A remuneração anual por esses serviços vai de
US$ 300 a US$ 5 mil. As ofertas dos testas de ferro podem ser
encontradas por meio de uma busca simples na internet.
Ao buscar em sites em inglês por nominee director
(tradução livre de testa de ferro), é possível obter 134 milhões de
resultados correspondentes a países de todo o mundo, desde a Finlândia
até Cingapura.
Um dos anúncios diz: "Se você quer que a propriedade de sua companhia permaneça anônima, este é o serviço ideal".

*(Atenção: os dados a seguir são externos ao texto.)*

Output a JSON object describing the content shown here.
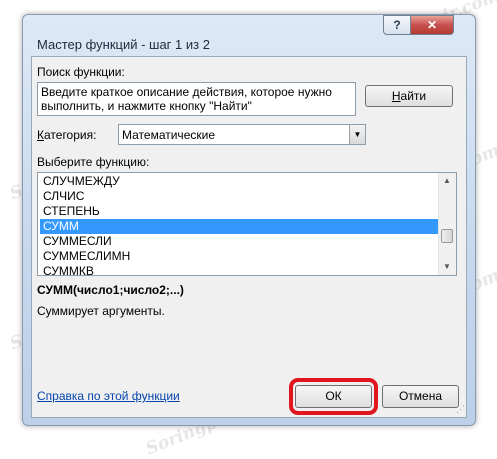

"No diretório de companhias da Grã-Bretanha é
requerido que se inclua o nome, o endereço, a data de nascimento e a
nacionalidade do diretor. Um testa de ferro pode atuar como tal,
salvaguardando sua privacidade", oferece a empresa britânica paramount
Company Formations, Ltd.
Se a busca for feita em espanhol (usando a palavra testaferro), encontra-se cerca de 136 mil resultados, entre eles anúncios bem explícitos como o do site espanhol Mil Anúncios, sob o título de Sócios Capitalistas:
"Bom dia, me ofereço como testa de ferro para seus negócios. Sou
espanhol, de 43 anos, sério e responsável, sem nenhuma obrigação ou
laços. Sei me calar. Se tiver que me mudar, os gastos serão por sua
conta. Não te decepcionarei".
Poucas funções
O termo em inglês straw man, ou "homem
de palha" em tradução livre, também é usado para designar esse tipo de
prática. Trata-se da figura que busca representar o que não é para
encobrir uma empresa obscura.
O diretor do departamento internacional da UK
Tax Justice, John Cristensen, não só conhece o mecanismo como afirmou
que já foi um testa de ferro de várias companhias.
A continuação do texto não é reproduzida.